Baratunde may host Comedy Hack Day, but Matt Klinman might now be considered the star of the show. Matt, if you read that sentence and laugh, thinking to yourself “that’s absurd,” well it’s NOT! Okay!? You’re a star, Matt! A two-time champion and A STAR!!
Sorry. Where were we? Right, last month at Comedy Hack Day at the MIT Media Lab Klinman contributed to the winning Truth For Humanity team, but he also took the stage alone to demo Clickstrbait. This was one of the most satirically pointed demos we’ve ever had at a Comedy Hack Day, targeting sites like Buzzfeed, Huffington Post, Upworthy, and others guilty of tweeting out links with text like, “You’ll never believe what this 10 year old did with his allowance!” And as somebody who once fancied himself a journalist this demo particularly tickled me.
I talked with Matt a few weeks back about the inspiration for this creation.
This seemed like a little more of a passion project for you. What sparked it?
I wanted that target. I picked the target first because I just hate that click bait shit. In San Francisco I pitched an idea that identified click bait and turned it all into a message that said “fuck you.” But I fine tuned it a little and landed on something that hit the target a little better.
What is it about click bait that drives you so crazy?
It’s because there is that part of your brain that makes you do it. Sometimes I’ll click on some Buzzfeed article or something and I’ll immediately close it before the page even loads. Because I get mad at myself. It’s hard for me to even imagine a corollary until the internet. Honestly, I prefer what the New York Post does, and the post is the bottom of the fucking barrel.
So how does that rage get channeled into a Comedy Hack Day idea?
Friend Nick Mirra made a cool Tumblr where he took old, classic papers like the Hindenburg front page and made them into click bait. This type of journalism—if you can even call it that—it’s such a stupid, dumb little thing that I feel like we can take it down if we just make fun of it enough. If we shame it enough, we can maybe bring it down. It feels empty or fragile. It just can’t be that strong.
It’s interesting that you call it empty, and I agree. Or maybe I would call it shallow or cheap, but I feel you. And yet a major satirical target of Clickstrbait is clearly Upworthy, which positions itself as having a little more of a purpose behind it.
I don’t know, maybe it’s how sanctimonious they are about it. I understand what they are going for, but that teasing or playing to the least common denominator, it’s just not worth it. Maybe that approach has helped some important causes? But I’m not sure if it’s worth it?

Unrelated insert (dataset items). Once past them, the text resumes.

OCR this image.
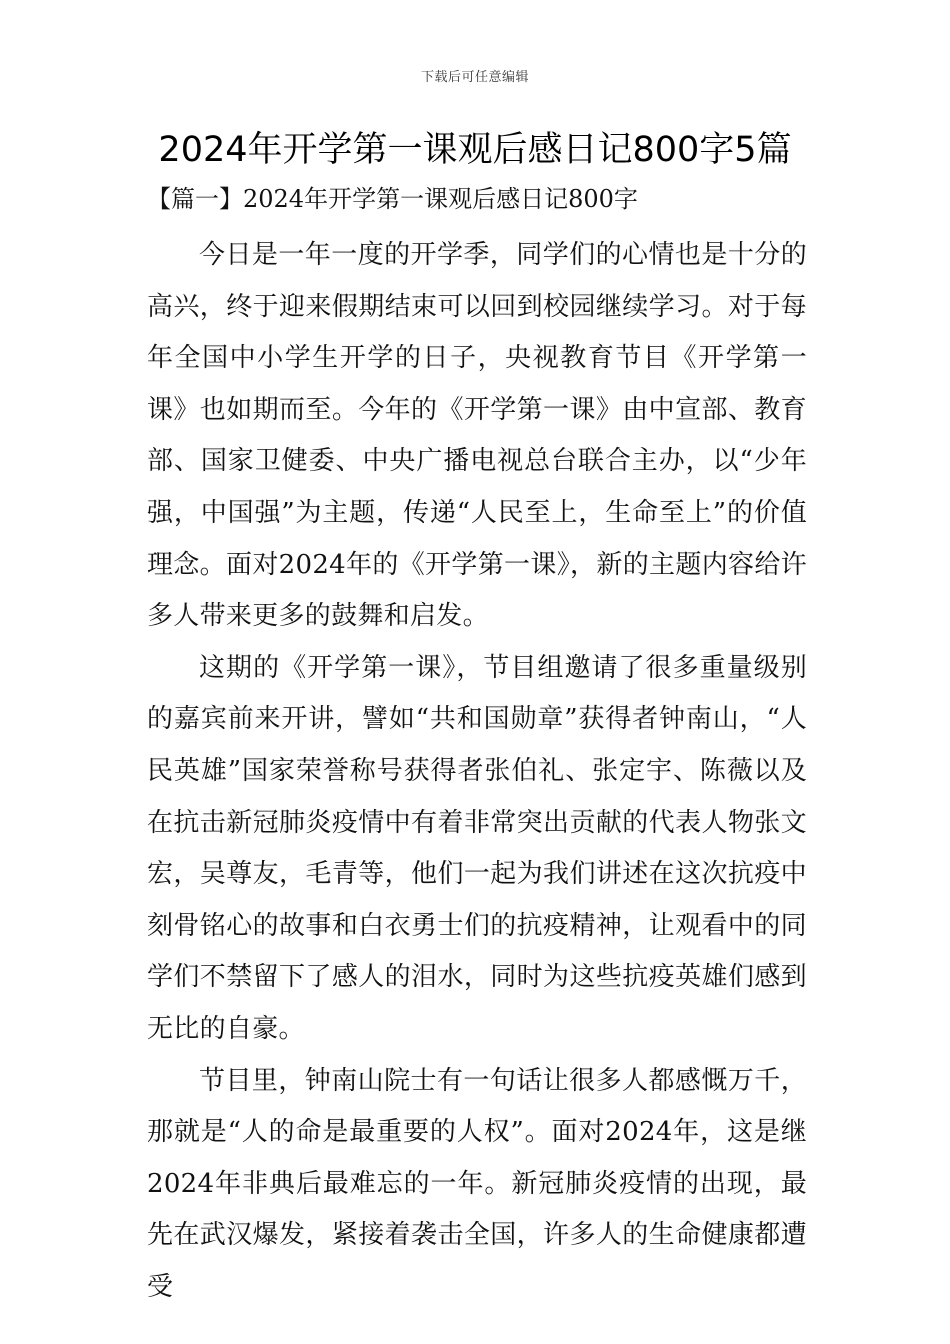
下载后可任意编辑
2024年开学第一课观后感日记800字5篇
【篇一】2024年开学第一课观后感日记800字

今日是一年一度的开学季，同学们的心情也是十分的高兴，终于迎来假期结束可以回到校园继续学习。对于每年全国中小学生开学的日子，央视教育节目《开学第一课》也如期而至。今年的《开学第一课》由中宣部、教育部、国家卫健委、中央广播电视总台联合主办，以“少年强，中国强”为主题，传递“人民至上，生命至上”的价值理念。面对2024年的《开学第一课》，新的主题内容给许多人带来更多的鼓舞和启发。

这期的《开学第一课》，节目组邀请了很多重量级别的嘉宾前来开讲，譬如“共和国勋章”获得者钟南山，“人民英雄”国家荣誉称号获得者张伯礼、张定宇、陈薇以及在抗击新冠肺炎疫情中有着非常突出贡献的代表人物张文宏，吴尊友，毛青等，他们一起为我们讲述在这次抗疫中刻骨铭心的故事和白衣勇士们的抗疫精神，让观看中的同学们不禁留下了感人的泪水，同时为这些抗疫英雄们感到无比的自豪。

节目里，钟南山院士有一句话让很多人都感慨万千，那就是“人的命是最重要的人权”。面对2024年，这是继2024年非典后最难忘的一年。新冠肺炎疫情的出现，最先在武汉爆发，紧接着袭击全国，许多人的生命健康都遭受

So explain how it all came together at the Media Lab?
The idea of making the site randomly generated was the way to try and show that robots could do this. The hope being that that aspect would point out how stupid it is. Kevin Foley from Squarespace approached me and said he thought he could do the click bait thing. My original idea was just to pair pictures and the headline. I wanted to make every noun interchangeable, but it seemed simplest over a weekend to do two halves of sentences. It worked surprisingly well. I laughed every time I refreshed.
It’s interesting that you moved toward an attempt to—at least somewhat—automate comedy. When Baratunde spoke at the Media Lab earlier this year a lot of the conversation was about whether comedy could be programmed. I’m curious of your take on that based on this experiment.
Somebody made a joke generator at some point, I think, that was in the construction of “I like my _____ like I like my _____: ______” A lot of it wound up anti-jokey, and didn’t work. But randomness is a comedy thing now. I used to have this ad executive character I’d crafted who would always be saying “our ads are not random enough!” … Humans need structure, but the computer will always subvert your expectations. That’s the place where it gets interesting, but you can always trace the logic. So much of comedy is following things to their logical conclusion, and in the case of robots or whatever it’s a different sort of breaking down. You assess the “joke,” and try to see where it went wrong. Discovering that is often where the humor becomes present for that stuff.